Mr Johnson was accused of a “bare-faced lie” as he claimed that credit for the development and deployment of the UK’s AstraZeneca vaccine should go to “capitalism”, despite it being developed at publicly-funded Oxford University, backed by public money and rolled out by the NHS.

And he claimed that Brexit had enabled the UK to create its own vaccination programme, stop football’s European Super League, develop freeports and join the Aukus military alliance even though all would have been possible under EU membership.

He said that EU membership had allowed the development of a “broken” low-wage, low-productivity economic model in the UK, dependent on the cheap labour made available by free movement.
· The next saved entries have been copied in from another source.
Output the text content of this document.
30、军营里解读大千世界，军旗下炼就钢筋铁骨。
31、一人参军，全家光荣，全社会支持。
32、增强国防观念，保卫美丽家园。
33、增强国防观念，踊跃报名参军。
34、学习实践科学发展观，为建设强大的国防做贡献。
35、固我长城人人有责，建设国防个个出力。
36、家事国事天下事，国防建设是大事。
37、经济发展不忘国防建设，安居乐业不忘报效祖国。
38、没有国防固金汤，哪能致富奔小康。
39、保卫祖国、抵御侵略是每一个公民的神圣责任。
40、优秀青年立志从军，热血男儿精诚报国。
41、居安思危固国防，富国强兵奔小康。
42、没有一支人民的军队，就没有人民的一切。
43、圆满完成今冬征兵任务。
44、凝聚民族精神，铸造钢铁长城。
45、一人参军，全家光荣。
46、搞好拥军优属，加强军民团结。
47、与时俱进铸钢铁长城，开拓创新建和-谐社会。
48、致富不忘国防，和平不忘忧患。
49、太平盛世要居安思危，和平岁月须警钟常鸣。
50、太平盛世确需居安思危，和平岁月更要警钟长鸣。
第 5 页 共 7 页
Businesses had used immigration as an excuse for “failure to invest in people, in skills and in the equipment, the facilities, the machinery they need to do their jobs”, and could not be allowed to take the same route out of the current labour shortages, he said.

In a speech heavy with jokes and wordplay, Johnson branded Labour rival Sir Keir Starmer as “a seriously rattled bus conductor, pushed this way and that by a Corbynista mob of sellotape-spectacled sans culottes”.

And he came close to accusing his opposition of condoning drug-use, claiming that Labour’s policies were dreamt up in the”powder rooms of north London dinner parties”.

Journalists attempting to cover Mr Johnson’s speech in Manchester were frustrated by the party’s failure to provide a written text – only to find that emails containing his words had been automatically directed to the “junk” basket on their laptops.

Labour chair Anneliese Dodds said: “Boris Johnson’s vacuous speech summed up this whole Conservative conference. The PM talked more about beavers than he did about action to tackle the multiple crises facing working people up and down the country.

“Far from getting a grip on the spiralling costs of energy, fuel and food, the Tories are actively making things worse – cutting incomes today for 6 million families by over £1,000 a year.”

Liberal Democrat leader Ed Davey branded the speech “the most out-of-touch display by a prime minister in decades”.

“The Conservative Party conference may as well be happening in a parallel universe,”said Sir Ed. “Johnson pretends that somehow long queues at the petrol station and empty shelves in the supermarket are all part of his cunning plan and blames anyone he can for the wreckage he is causing.”

But it also won a cool response from right-wing thinktanks for giving the state a big role in driving and directing economic growth.

Matthew Lesh of the free-market Adam Smith Institute said: “Boris’s rhetoric was bombastic but vacuous and economically illiterate. This was an agenda for levelling down to a centrally-planned, high-tax, low-productivity economy.”

And Mark Littlewood, director general of the Institute of Economic Affairs, said:”Boris Johnson’s rhetoric is always optimistic and enterprising, but insofar as there were actual policies behind it, they seemed to involve yet more state intervention and spending.”